Nanobubbles offer green solution for inhibiting corrosion
A team of Kyushu University researchers has found for the first time that adding air nanobubbles less than 1 µm in diameter to acidic geothermal water reduces corrosion of steel immersed in the water.
In the future, such nanobubbles could provide an environmentally friendly option for limiting corrosion of pipes used in geothermal power generation, a key challenge for further expanding use of the alternative power source.
“We were very excited that we could inhibit the corrosion just by injecting nanobubbles in our experiment,” says Asuki Aikawa, a master’s student at Kyushu University’s Department of Earth Resources Engineering at the time of the work and author on the paper reporting the results.
Demand for geothermal power plants is growing because they release less greenhouse gases and present fewer operational risks compared to conventional fossil-fuel and nuclear power plants, and many of the geothermal power plants in Japan are located in the Kyushu area.
However, corrosion on the surface of pipes in contact with acidic geothermal water is a formidable challenge to overcome to make geothermal power reliable.
Despite numerous efforts in mitigating steel corrosion, most inhibitors are chemicals that generate undesirable products by reacting with geothermal water.
The team led by Aikawa, who is now at Saibu Gas Co., Ltd., Japan, Arata Kioka, and Masami Nakagawa added nanobubbles of air to acidic water from a geothermal power plant as an alternative solution for inhibiting corrosion.
In their on-site experiment, the nanobubbles reduced steel corrosion by up to 50%.

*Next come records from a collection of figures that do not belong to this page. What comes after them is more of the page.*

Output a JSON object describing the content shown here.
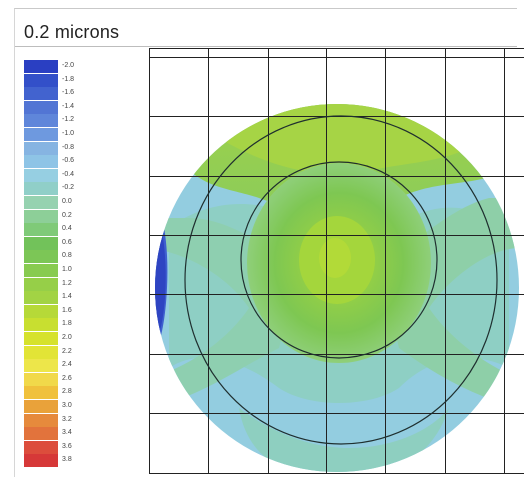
{
  "title": "0.2 microns",
  "legend": {
    "entries": [
      {
        "label": "-2.0",
        "color": "#2a3fc2"
      },
      {
        "label": "-1.8",
        "color": "#3350c9"
      },
      {
        "label": "-1.6",
        "color": "#4263cf"
      },
      {
        "label": "-1.4",
        "color": "#5275d4"
      },
      {
        "label": "-1.2",
        "color": "#5f86da"
      },
      {
        "label": "-1.0",
        "color": "#6e99df"
      },
      {
        "label": "-0.8",
        "color": "#86b4e2"
      },
      {
        "label": "-0.6",
        "color": "#8ec4e6"
      },
      {
        "label": "-0.4",
        "color": "#96cfe2"
      },
      {
        "label": "-0.2",
        "color": "#90cfc8"
      },
      {
        "label": "0.0",
        "color": "#96d2b0"
      },
      {
        "label": "0.2",
        "color": "#8dcf98"
      },
      {
        "label": "0.4",
        "color": "#7fca78"
      },
      {
        "label": "0.6",
        "color": "#72c25a"
      },
      {
        "label": "0.8",
        "color": "#7cc656"
      },
      {
        "label": "1.0",
        "color": "#88cb50"
      },
      {
        "label": "1.2",
        "color": "#96cf48"
      },
      {
        "label": "1.4",
        "color": "#a2d344"
      },
      {
        "label": "1.6",
        "color": "#b6d938"
      },
      {
        "label": "1.8",
        "color": "#c8df30"
      },
      {
        "label": "2.0",
        "color": "#d6e22c"
      },
      {
        "label": "2.2",
        "color": "#e2e436"
      },
      {
        "label": "2.4",
        "color": "#ede64a"
      },
      {
        "label": "2.6",
        "color": "#f1d94a"
      },
      {
        "label": "2.8",
        "color": "#f0c13c"
      },
      {
        "label": "3.0",
        "color": "#e9a23a"
      },
      {
        "label": "3.2",
        "color": "#e68a3c"
      },
      {
        "label": "3.4",
        "color": "#e2733c"
      },
      {
        "label": "3.6",
        "color": "#dc4d3c"
      },
      {
        "label": "3.8",
        "color": "#d63838"
      }
    ]
  },
  "map": {
    "grid_color": "#222222",
    "background": "#ffffff"
  }
}
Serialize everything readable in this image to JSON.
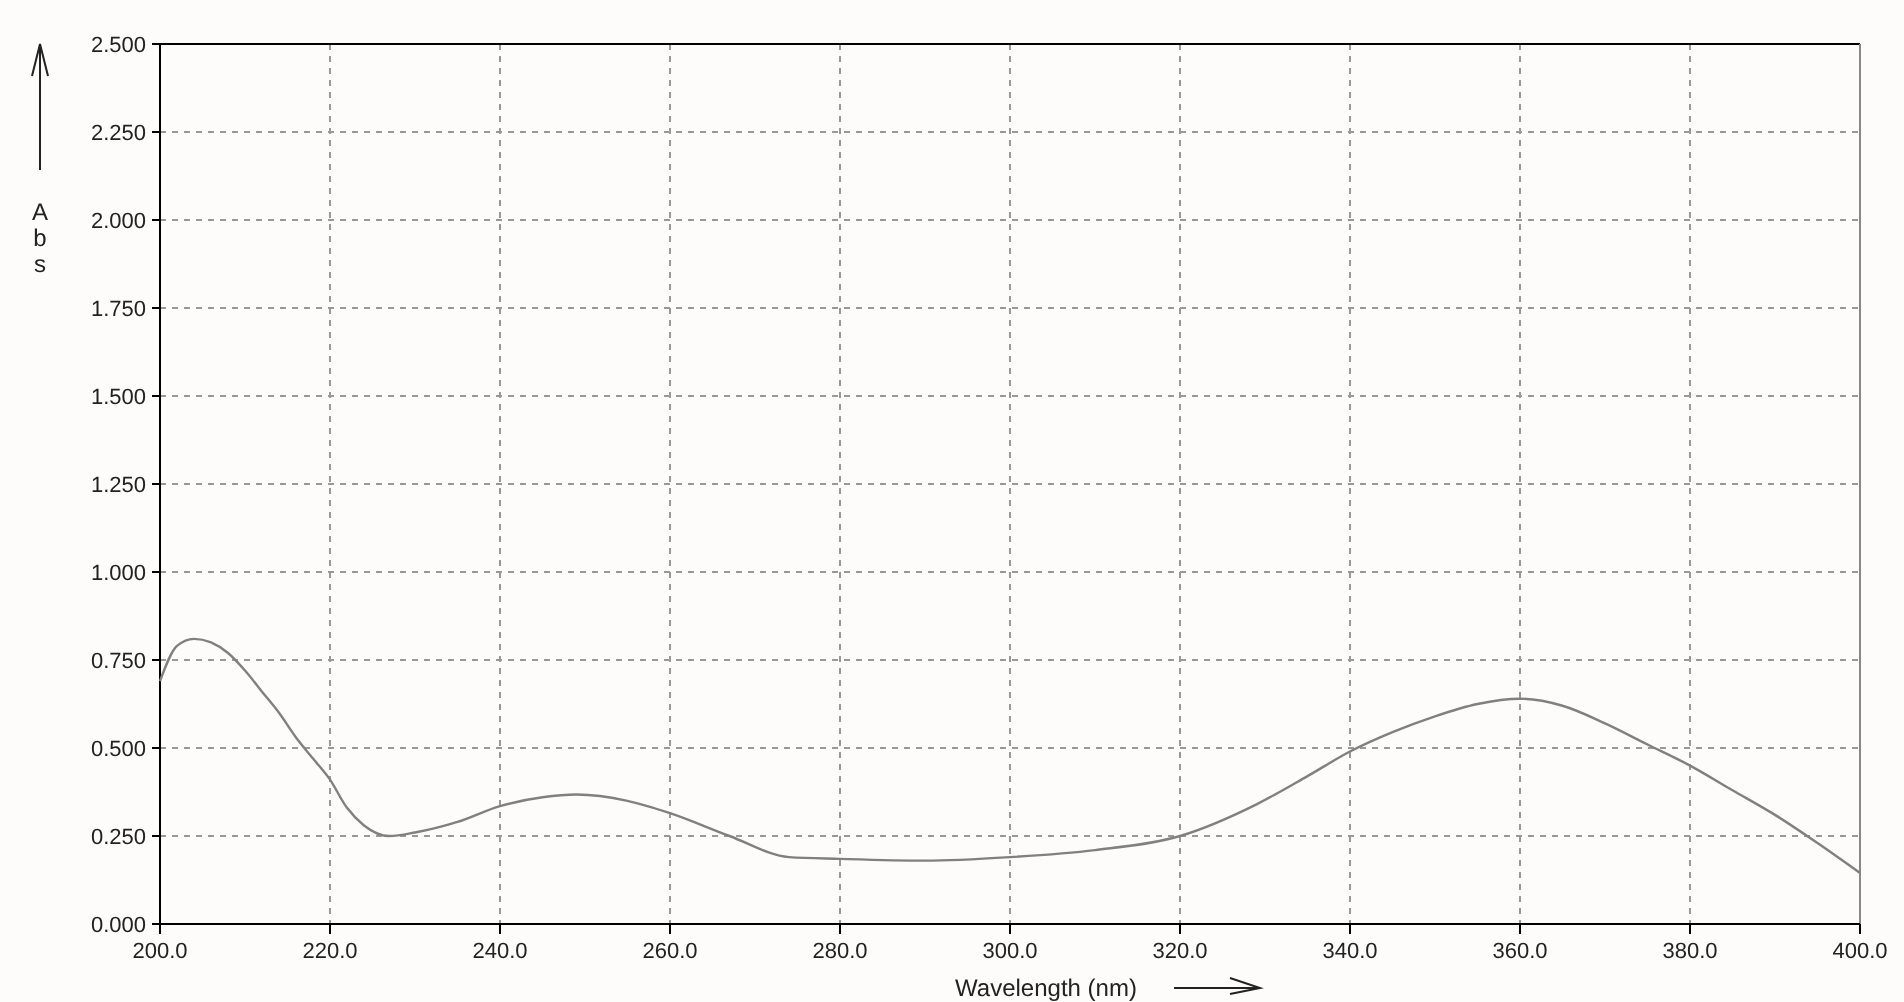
{
  "chart_data": {
    "type": "line",
    "xlabel": "Wavelength (nm)",
    "ylabel": "Abs",
    "x": [
      200,
      202,
      204,
      206,
      208,
      210,
      212,
      214,
      216,
      218,
      220,
      222,
      224,
      227,
      230,
      235,
      240,
      245,
      249,
      255,
      260,
      267,
      274,
      280,
      290,
      300,
      310,
      320,
      329,
      335,
      340,
      345,
      350,
      355,
      360,
      365,
      370,
      375,
      380,
      385,
      390,
      395,
      400
    ],
    "series": [
      {
        "color": "#808080",
        "values": [
          0.69,
          0.79,
          0.81,
          0.8,
          0.77,
          0.72,
          0.66,
          0.6,
          0.53,
          0.47,
          0.41,
          0.33,
          0.28,
          0.25,
          0.26,
          0.29,
          0.335,
          0.36,
          0.368,
          0.35,
          0.315,
          0.25,
          0.19,
          0.185,
          0.18,
          0.19,
          0.21,
          0.25,
          0.34,
          0.42,
          0.49,
          0.545,
          0.59,
          0.625,
          0.64,
          0.62,
          0.57,
          0.51,
          0.45,
          0.38,
          0.31,
          0.23,
          0.145
        ]
      }
    ],
    "xlim": [
      200,
      400
    ],
    "ylim": [
      0,
      2.5
    ],
    "xticks": [
      {
        "value": 200,
        "label": "200.0"
      },
      {
        "value": 220,
        "label": "220.0"
      },
      {
        "value": 240,
        "label": "240.0"
      },
      {
        "value": 260,
        "label": "260.0"
      },
      {
        "value": 280,
        "label": "280.0"
      },
      {
        "value": 300,
        "label": "300.0"
      },
      {
        "value": 320,
        "label": "320.0"
      },
      {
        "value": 340,
        "label": "340.0"
      },
      {
        "value": 360,
        "label": "360.0"
      },
      {
        "value": 380,
        "label": "380.0"
      },
      {
        "value": 400,
        "label": "400.0"
      }
    ],
    "yticks": [
      {
        "value": 0,
        "label": "0.000"
      },
      {
        "value": 0.25,
        "label": "0.250"
      },
      {
        "value": 0.5,
        "label": "0.500"
      },
      {
        "value": 0.75,
        "label": "0.750"
      },
      {
        "value": 1,
        "label": "1.000"
      },
      {
        "value": 1.25,
        "label": "1.250"
      },
      {
        "value": 1.5,
        "label": "1.500"
      },
      {
        "value": 1.75,
        "label": "1.750"
      },
      {
        "value": 2,
        "label": "2.000"
      },
      {
        "value": 2.25,
        "label": "2.250"
      },
      {
        "value": 2.5,
        "label": "2.500"
      }
    ],
    "grid": true,
    "marker": "none",
    "line_style": "solid"
  }
}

“We envisioned that nanobubbles could somewhat mitigate the steel corrosion, but their effectiveness was greater than we expected,” says Arata Kioka, Research Assistant Professor/Assistant Professor at the Department of Earth Resources Engineering in the Faculty of Engineering.
“These results show that nanobubbles can be a powerful and green inhibitor of corrosion without generating undesirable products,” continues Kioka.
In the future, the Kyushu U team plans to explore further applications for nanobubbles in tackling other critical problems facing geothermal power systems, such as the formation of scale composed of calcium carbonate and silica inside pipes of geothermal infrastructures.
“We expect nanobubbles can also inhibit the scale formation, so we will continue relevant experiments for understanding the mechanism how nanobubbles can inhibit the scale formation,” comments Masami Nakagawa, a professor at the Department of Earth Resources Engineering at the time of the study who is now at Colorado School of Mines, USA.
“Nanobubbles hold great potential to solve major problems that have persisted for years in geothermal power plants,” adds Kioka.